Observe Food’s Smell and Texture
Spoiled birdseed doesn’t always have a bad scent, so also look for a strange texture or color and any clumping. Nyjer seeds are extra oily and prone to spoiling. If you’re wondering why your finches have stopped showing up, that’s probably why. Goldfinches are picky to begin with, favoring fresh seed.
Keep Birdseed Cool
If the birdseed was fresh when you bought it, keep it that way. Store it in a cool, dry, dark place—not out in the humid garage during summer.
If you have the right storage conditions, it’s OK to buy in bulk, Greig said. “I’ll buy birdseed for a year, but I keep it cool. I’ll keep it in the freezer or outside during winter.” If you buy in bulk, break down that massive bag of seeds into smaller airtight containers for easy access when the time is right. Suet can be kept frozen too.
Clean Your Feeders
Imagine grabbing trail mix from a community bag that hasn’t been washed in months. Yikes. Leftover bits of seeds and hulls can grow moldy, and droppings can accumulate on nearly every type of feeder. Adding fresh seed into a not-so-fresh feeder is a recipe for trouble: Aim to clean seed feeders roughly every two weeks, using a mixture of hot water and vinegar or bleach.
As for hummingbird feeders, they aren’t attractive to just our fast-flying friends. They also readily attract mold. Clean your hummingbird feeder every time you refill the nectar, or roughly twice a week.
Make Your Own Snacks
Just as with a home-cooked meal, when you craft bird food yourself, you know it’s fresh and where the ingredients came from.

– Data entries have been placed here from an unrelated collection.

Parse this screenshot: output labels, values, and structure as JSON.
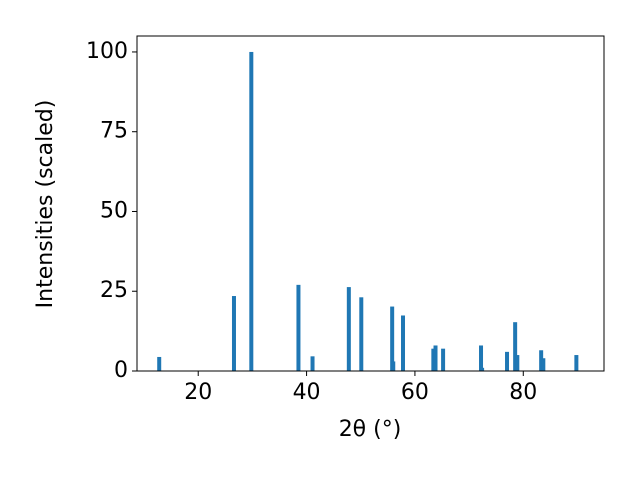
{
  "chart_data": {
    "type": "bar",
    "x_label": "2θ (°)",
    "y_label": "Intensities (scaled)",
    "x": [
      12.8,
      26.6,
      29.8,
      38.5,
      41.1,
      47.8,
      50.1,
      55.8,
      56.0,
      57.8,
      63.4,
      63.8,
      65.2,
      72.2,
      72.4,
      77.0,
      78.5,
      78.9,
      83.3,
      83.7,
      89.8
    ],
    "values": [
      4.4,
      23.5,
      100,
      27,
      4.6,
      26.3,
      23.1,
      20.2,
      3,
      17.4,
      7,
      8,
      7,
      8,
      1,
      6,
      15.3,
      5,
      6.5,
      4,
      5
    ],
    "color": "#1f77b4",
    "xlim": [
      8.7,
      94.9
    ],
    "ylim": [
      0,
      105
    ],
    "xticks": [
      20,
      40,
      60,
      80
    ],
    "yticks": [
      0,
      25,
      50,
      75,
      100
    ],
    "grid": false
  }
}
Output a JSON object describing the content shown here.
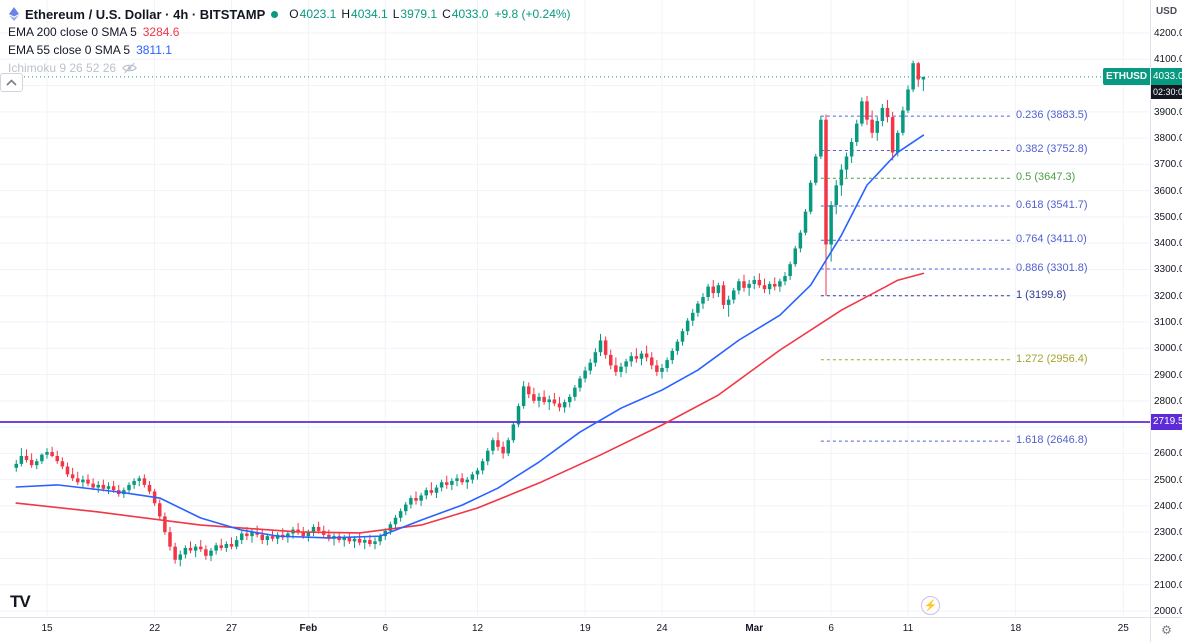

If you go the homemade route, avoid additives like salt and food coloring. It’s also important to offer a complete, balanced diet.
Artist and writer Julie Zickefoose invented “Zick dough,” a.k.a. bark butter. With peanut butter, lard, oats, and cornmeal, it’s a backyard-bird hit—and making it is a fun winter activity for kids. Be mindful about putting this out if you live in a location with bear activity.
Hummingbird nectar should be made at home to avoid unnecessary chemicals and dyes. An easy recipe? One part sugar to four parts water.
Let Your Yard Go Au Naturel
Feeders provide only a portion of birds’ diets. You can do a lot for birds without going to a store, Greig said. “Just leave part of your yard messy. Let the weeds and grasses grow, and let the leaves stay unraked.” The wildness will attract insects—a fabulous food source—and provide potential warmth and cover.
With a wide variety of seeds, insects, and plants on the menu, your backyard will be a bird-friendly smorgasbord—one that never goes stale.